The API exposes stable public model ids that hide checkpoints and infrastructure. List them:
curl -s https://api.kalpalabs.ai/v1/models -H "Authorization: Bearer $KALPA_API_KEY"{
"data": [
{
"id": "kalpa-conversational-v1",
"display_name": "Kalpa Conversational v1",
"description": "Flagship multi-speaker conversational speech model (TTS + converse).",
"modes": ["converse", "tts"],
"speakers": ["0", "1"],
"default": true
},
{ "id": "kalpa-conversational-8b", "modes": ["converse", "tts"], "speakers": ["0", "1"], "default": false },
{ "id": "kalpa-conversational-mini", "modes": ["converse", "tts"], "speakers": ["0", "1"], "default": false }
]
}| Model | Use it for |
|---|---|
kalpa-conversational-v1 | The flagship — best quality; the default when model is omitted. |
kalpa-conversational-8b | 8B variant — quality close to flagship at lower serving cost. |
kalpa-conversational-mini | Compact variant — fastest to load and cheapest to run. |
Choosing a model per request
Every generation endpoint takes a model field:
{ "text": "…", "model": "kalpa-conversational-mini" }- Omit it (or send
null) for the default model.
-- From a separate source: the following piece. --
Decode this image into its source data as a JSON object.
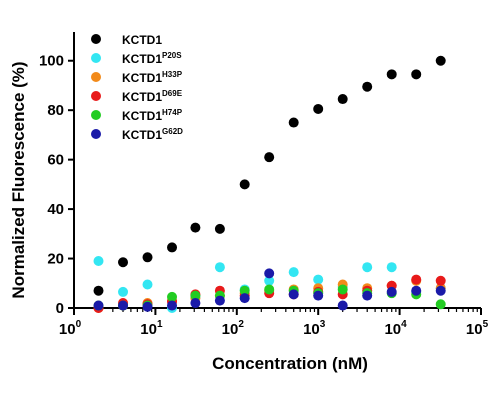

The response'smodelfield always echoes the resolved public id, so logs stay unambiguous. - An unknown id, or a model that doesn't support the endpoint's mode, returns
400 invalid_request.
Speakers are per model
Each card's speakers lists the role labels that model understands, in turn order. Don't hardcode them — read the card and use its labels. The details (and why wrong labels degrade audio) are in Conversations.
Switching cost
One model is resident on the accelerator at a time. Requests to the resident model are fast; the first request after a switch pays the load — from seconds for the mini model to tens of seconds for the flagship. If your traffic is latency-sensitive, keep it on one model rather than alternating, and expect the first call to a cold model to be slow (set client timeouts accordingly).